Now congenital cataracts is a common cause of unilateral or bilateral vision loss in children. It refers to a lens opacity present at birth, which is normally clear. Common causes include congenital infections like Toxoplasmosis or rubella, genetic syndromes such as Marfan, Down or Lowe’s syndrome, or medications like corticosteroids, or radiation. Initial evaluation might detect a broad spectrum of severity. Whereas some lens opacities do not progress and are visually insignificant, others can produce profound visual impairment. If a lenticular opacity is in the visual axis, it is considered significant and may lead to blindness. If the cataract is small, in the anterior portion or the periphery of the lens, no visual loss may be present. Additionally, individuals often present with systemic illness and syndromic features like sparse eyebrows, and an epicanthal fold which are characteristic of Down's syndrome; frontal bossing for Lowe syndrome; and short stature, dry scaly skin, and skeletal changes in Conradi–Hünermann syndrome.
Ocular examination begins with visual acuity assessment which might detect amblyopia, and the red reflex test, which can detect if retinal opacities are present in one or both eyes.
Next, for unilateral cataracts with no evidence of systemic involvement, slit lamp examination of both eyes might be the only test needed to confirm the presence and size of a cataract, to identify the time when the insult occurred in utero, and if there is systemic involvement.
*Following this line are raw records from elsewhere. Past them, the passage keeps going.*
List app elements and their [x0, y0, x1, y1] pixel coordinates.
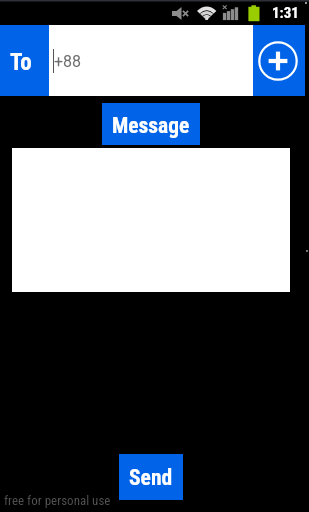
button[interactable]: Add contact	[253, 25, 305, 96]
button[interactable]: Message	[102, 103, 200, 145]
staticText: +88	[54, 52, 82, 71]
staticText: free for personal use	[4, 493, 111, 508]
staticText: 1:31	[272, 4, 299, 22]
staticText: Send	[129, 465, 173, 490]
button[interactable]: Send	[119, 454, 183, 500]
staticText: Message	[112, 113, 190, 138]
button[interactable]: To	[0, 25, 49, 96]
staticText: To	[10, 49, 32, 76]
button[interactable]: +88	[49, 25, 253, 96]
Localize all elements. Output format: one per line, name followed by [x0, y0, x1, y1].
Additionally, intraocular pressure measurements and an ultrasound of the posterior pole if not visible might be required as well, both of which should be normal.
Next, in bilateral or unilateral cataracts with suspected systemic involvement, dilated fundoscopy is recommended to rule out any vitreous or retinal pathology. If it reveals the classic appearance of congenital cataracts like persistent fetal vasculature or posterior lenticonus, no further evaluation is necessary. If inconclusive or if suspected, family history and examination of family members might reveal clear autosomal dominant pattern. If the individual has no other health issues, further evaluation is not necessary.